Silk nodded. He heard something in the woods roundabout. Or,
rather, heard an empty where scurrying critters ought to be audible. The
silence had surrounded them for some minutes now. It had washed the valley
suddenly half a mile back.
“Engelkind is a dictator and a scourge on future
generations—does the young lordship’s conscience like the ‘tang’ of that?” Silk
said, concentrating on listening to the woods rather than to Digger.
“Nay, I find it hard to understand. Legend tells us that
Engelkind is a marked man, and that Ferryman’s own instrument is the only end
he’ll meet.”
“And you have trouble believing I’m Ferryman’s instrument?”

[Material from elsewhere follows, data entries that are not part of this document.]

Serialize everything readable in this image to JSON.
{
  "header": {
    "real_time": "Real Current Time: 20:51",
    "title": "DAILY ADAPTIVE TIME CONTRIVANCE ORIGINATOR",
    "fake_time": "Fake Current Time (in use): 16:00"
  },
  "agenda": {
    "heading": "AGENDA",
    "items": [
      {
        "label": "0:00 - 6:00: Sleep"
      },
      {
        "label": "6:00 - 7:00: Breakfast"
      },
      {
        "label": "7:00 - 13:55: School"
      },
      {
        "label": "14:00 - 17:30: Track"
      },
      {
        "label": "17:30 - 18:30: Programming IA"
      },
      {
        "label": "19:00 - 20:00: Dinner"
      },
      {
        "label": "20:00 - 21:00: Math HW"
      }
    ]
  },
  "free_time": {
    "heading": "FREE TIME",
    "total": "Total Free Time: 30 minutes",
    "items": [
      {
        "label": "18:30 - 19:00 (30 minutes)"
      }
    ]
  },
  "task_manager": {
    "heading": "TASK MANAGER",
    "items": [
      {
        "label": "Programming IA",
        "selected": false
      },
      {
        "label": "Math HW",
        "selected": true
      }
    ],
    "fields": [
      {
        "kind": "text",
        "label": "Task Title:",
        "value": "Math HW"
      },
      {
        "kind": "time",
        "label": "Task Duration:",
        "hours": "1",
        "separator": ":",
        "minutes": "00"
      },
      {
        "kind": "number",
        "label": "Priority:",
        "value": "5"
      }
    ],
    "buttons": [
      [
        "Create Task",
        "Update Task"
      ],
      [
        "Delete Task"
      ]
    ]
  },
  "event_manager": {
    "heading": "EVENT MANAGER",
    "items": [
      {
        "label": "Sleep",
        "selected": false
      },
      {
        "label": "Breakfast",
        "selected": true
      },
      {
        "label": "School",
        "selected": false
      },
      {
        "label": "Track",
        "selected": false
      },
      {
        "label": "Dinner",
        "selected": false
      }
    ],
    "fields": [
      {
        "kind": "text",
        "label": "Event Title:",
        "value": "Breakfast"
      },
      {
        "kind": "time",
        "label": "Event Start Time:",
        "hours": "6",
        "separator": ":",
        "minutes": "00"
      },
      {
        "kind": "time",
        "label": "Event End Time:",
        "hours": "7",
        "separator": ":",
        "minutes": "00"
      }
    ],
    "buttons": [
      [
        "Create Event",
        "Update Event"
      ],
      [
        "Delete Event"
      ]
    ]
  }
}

“Aye. The story says Engelkind can only be killed by a thing
unknown to this world.”
Digger was quite true, of course. Silk knew the story. He
found it fascinating and he’d seen enough things try and fail to kill Engelkind
the warlord to believe the legend. Ferryman occasionally marked men as his own
quarry. The fact was well known. Those men only died according to Ferryman’s
own design. No one had ever succeeded in directing or predicting the designs of
Ferryman, the god of death and the end of things. What with Ferryman
disappeared from the world, and Engelkind simply proceeding to age—he must be
eighty or ninety already—it presented Silk a pretty puzzle.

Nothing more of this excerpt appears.